Positive Entwicklung für „AMCO Plast“

Inhalt 
ARTIKEL AUF EINER SEITE LESEN >

Berge. In schwieriger Situation haben 2013 Alois Schmidt und Christian Hohmann die Berger Firma „AMCO Plast GmbH“ übernommen. Mit viel Mut, Risikokapital, Engagement und Unterstützung der Mitarbeiter schafften sie es, dem Unternehmen eine neue, positive Richtung zu geben. Heute begeistern Besucher dort die automatisierten Herstellungsprozesse und die vielfältigen Möglichkeiten.

Jetzt erhielten sie Besuch von SPD-Bundestagsmitglied Dirk Wiese sowie Kreistagsmitglied und Landtagskandidat für das Hochsauerland (Wahlkreis 125), Peter Newiger. Nach einem kurzen Gespräch erhielten die Politiker einen Einblick in die Produktion.

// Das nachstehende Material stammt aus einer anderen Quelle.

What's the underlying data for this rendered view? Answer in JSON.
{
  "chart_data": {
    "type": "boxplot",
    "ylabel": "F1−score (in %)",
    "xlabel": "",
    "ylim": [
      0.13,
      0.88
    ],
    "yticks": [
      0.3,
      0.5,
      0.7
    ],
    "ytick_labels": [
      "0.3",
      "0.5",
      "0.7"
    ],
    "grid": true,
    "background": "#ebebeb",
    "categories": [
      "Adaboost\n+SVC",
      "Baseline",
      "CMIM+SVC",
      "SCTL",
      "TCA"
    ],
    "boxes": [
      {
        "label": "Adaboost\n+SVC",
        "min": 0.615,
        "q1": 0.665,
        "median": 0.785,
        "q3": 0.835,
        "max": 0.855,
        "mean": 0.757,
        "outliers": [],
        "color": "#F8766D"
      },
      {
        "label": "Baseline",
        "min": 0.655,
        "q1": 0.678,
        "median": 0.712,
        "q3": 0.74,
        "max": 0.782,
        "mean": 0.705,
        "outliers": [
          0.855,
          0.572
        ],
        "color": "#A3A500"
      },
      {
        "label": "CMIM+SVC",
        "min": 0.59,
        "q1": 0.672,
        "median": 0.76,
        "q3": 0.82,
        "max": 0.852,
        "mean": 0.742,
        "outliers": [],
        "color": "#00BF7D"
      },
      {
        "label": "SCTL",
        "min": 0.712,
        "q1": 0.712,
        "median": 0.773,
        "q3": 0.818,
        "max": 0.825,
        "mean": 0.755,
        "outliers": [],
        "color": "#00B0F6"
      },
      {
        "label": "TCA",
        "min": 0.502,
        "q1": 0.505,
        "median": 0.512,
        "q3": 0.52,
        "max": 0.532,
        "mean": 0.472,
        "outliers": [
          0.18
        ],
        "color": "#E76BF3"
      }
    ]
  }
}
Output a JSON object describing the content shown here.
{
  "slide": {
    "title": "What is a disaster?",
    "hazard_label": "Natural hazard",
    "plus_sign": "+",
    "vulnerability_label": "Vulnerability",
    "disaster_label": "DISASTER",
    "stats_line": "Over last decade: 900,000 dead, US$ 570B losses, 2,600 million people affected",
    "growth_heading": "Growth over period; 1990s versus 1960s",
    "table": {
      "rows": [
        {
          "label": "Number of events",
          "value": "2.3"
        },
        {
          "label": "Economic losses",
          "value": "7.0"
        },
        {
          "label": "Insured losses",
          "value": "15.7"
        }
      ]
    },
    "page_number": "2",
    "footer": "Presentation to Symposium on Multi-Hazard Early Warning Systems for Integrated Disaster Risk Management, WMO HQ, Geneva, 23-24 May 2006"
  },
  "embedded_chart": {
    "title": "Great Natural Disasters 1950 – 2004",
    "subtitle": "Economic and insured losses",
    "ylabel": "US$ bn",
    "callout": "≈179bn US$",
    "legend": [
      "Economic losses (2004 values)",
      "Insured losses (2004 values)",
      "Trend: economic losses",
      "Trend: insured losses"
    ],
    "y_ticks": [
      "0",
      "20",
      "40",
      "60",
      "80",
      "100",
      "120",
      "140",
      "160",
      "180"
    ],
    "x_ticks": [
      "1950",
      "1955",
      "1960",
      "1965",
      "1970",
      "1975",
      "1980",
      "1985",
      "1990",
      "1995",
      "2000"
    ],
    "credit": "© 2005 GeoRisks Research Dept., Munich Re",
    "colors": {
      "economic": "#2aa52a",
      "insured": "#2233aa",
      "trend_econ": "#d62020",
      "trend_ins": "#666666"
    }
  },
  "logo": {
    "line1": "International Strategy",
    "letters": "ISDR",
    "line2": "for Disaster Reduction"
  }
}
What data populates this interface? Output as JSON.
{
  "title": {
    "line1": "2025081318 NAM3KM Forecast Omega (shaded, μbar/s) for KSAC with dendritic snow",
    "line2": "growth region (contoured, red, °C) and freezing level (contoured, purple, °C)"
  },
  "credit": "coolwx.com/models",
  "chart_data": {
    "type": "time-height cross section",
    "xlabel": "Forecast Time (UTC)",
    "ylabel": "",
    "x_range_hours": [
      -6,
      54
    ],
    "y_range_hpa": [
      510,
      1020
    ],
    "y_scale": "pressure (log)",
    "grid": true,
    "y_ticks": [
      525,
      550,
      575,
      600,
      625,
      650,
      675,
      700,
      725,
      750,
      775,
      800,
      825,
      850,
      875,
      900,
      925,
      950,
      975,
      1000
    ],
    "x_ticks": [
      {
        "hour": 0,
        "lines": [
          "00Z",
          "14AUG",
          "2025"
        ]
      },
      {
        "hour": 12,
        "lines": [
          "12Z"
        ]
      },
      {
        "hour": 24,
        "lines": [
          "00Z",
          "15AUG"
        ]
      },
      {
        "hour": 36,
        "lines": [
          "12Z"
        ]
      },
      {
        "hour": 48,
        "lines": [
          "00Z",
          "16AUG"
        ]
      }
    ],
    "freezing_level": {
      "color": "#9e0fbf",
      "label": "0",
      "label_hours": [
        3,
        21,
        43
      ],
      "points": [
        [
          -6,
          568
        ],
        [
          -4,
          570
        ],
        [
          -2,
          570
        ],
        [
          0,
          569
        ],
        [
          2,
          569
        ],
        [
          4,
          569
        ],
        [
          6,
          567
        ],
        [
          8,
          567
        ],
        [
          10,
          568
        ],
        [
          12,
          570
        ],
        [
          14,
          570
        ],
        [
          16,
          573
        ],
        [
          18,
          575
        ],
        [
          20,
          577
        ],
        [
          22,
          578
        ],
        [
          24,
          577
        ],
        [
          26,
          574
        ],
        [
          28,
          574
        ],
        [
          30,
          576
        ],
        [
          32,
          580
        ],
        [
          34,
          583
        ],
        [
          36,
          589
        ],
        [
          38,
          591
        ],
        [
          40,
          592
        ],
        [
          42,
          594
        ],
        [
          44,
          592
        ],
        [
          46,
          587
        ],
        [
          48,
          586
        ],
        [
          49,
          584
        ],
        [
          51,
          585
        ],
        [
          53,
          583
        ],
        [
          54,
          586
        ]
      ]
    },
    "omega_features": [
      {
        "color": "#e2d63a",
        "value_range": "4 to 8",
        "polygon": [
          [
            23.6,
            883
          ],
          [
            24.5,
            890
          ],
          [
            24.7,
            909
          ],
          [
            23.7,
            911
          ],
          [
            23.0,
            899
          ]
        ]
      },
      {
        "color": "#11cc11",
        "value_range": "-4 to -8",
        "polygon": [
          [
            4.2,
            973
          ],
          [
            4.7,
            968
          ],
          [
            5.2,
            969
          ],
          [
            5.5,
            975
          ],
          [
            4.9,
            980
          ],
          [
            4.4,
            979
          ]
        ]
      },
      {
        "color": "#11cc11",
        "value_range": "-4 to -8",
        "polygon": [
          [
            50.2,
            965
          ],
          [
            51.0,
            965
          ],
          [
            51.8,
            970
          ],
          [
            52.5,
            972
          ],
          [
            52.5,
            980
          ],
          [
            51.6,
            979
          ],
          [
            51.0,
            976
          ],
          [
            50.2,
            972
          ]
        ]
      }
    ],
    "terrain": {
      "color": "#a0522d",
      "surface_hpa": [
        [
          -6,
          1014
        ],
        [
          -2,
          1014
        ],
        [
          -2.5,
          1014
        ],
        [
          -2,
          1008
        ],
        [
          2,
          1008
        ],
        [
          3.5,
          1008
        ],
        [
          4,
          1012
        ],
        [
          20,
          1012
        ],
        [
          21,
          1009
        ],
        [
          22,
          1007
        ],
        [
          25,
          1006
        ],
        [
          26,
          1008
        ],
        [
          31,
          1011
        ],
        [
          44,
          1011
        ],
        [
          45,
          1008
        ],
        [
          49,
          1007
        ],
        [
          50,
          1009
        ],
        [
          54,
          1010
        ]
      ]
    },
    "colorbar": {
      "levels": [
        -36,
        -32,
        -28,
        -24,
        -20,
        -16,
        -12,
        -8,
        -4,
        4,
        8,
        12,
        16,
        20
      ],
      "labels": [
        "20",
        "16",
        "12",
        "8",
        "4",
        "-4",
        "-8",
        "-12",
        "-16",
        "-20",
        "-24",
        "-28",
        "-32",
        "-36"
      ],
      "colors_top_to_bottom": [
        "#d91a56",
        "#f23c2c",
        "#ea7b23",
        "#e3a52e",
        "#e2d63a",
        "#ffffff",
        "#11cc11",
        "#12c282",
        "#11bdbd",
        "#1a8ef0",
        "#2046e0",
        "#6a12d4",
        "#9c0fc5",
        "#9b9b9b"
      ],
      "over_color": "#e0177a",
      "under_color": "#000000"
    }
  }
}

Einblick in die Produktion

Christian Hohmann erläuterte bei der Führung durch das Unternehmen den Entstehungsprozess der Kunststoffspritzgussteile vom Granulat bis zum fertigen Produkt. Die Firma „AMCO Plast GmbH“ mit ihren rund 30 Mitarbeitern bietet außer der Herstellung der Kunststoffspritzgussteile auch die Bedruckung und Montage von Baugruppen für die Elektrogeräte-, Automotiv-, Elektronik- und Gehäusetechnikindustrie. Auf Wunsch des Kunden wird jedes Neuprojekt von der Idee bis zum fertigen Produkt begleitet.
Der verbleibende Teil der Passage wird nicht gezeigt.